Private partners (such as local grocery stores, gyms, fitness centres, restaurants, banks, businesses and industries)

  • Offer to re-fill re-useable water containers at retail outlets
  • Ensure drinking water fountains in private facilities are clean and functioning properly
  • Share information with employees, clients and community members on the safety and health of drinking tap water
  • Provide funding for planning, running or evaluating initiatives
  • Provide in-kind support that taps into the private partner’s products, services or expertise. For instance, private companies might have data on consumer behaviours or social marketing expertise. They may be able to help with printing materials, or donate media space, supplies or equipment
  • Make a commitment to not market sugar-sweetened beverages to kids and remove them from check-outs.
  • Encourage employees to join/support The Healthy Kids Community Challenge

Voluntary or non-profit organizations (such as the YMCA, Boys & Girls Clubs, 4H Clubs, United Way, settlement and immigrant services, recreation/sport organizations)

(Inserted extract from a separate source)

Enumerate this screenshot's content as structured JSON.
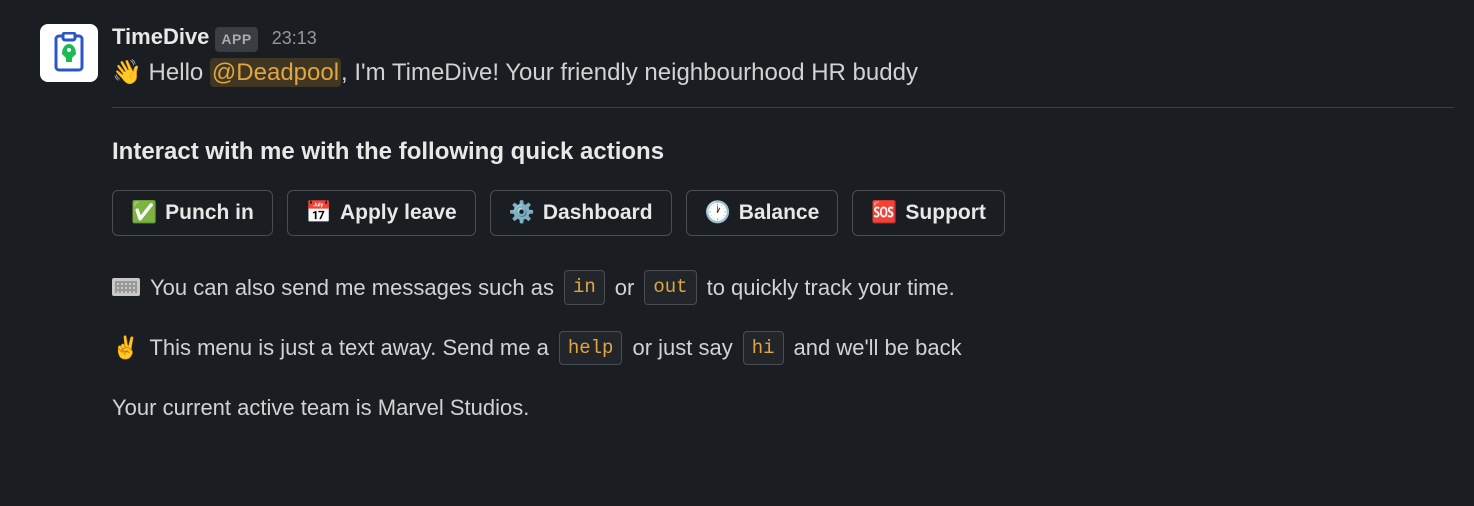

  • Eliminate the option of bottled beverages in organization buildings, as well as at special events, and replace it with access to public tap water rather than with other bottled drinks, such as sugar-sweetened beverages
  • Ensure drinking water fountains in organization buildings are clean and functioning properly
  • Consider providing cups or re-usable water bottles at drinking fountains and other non-fountain sources of water
  • Offer non-fountain sources of drinking water (e.g. dispensers, pitchers, coolers) in areas where drinking fountains are not feasible.
  • Offer and promote consumption of water during after-school programs.  Encourage children participating in after-school programs to bring a re-usable water bottle with them to programming.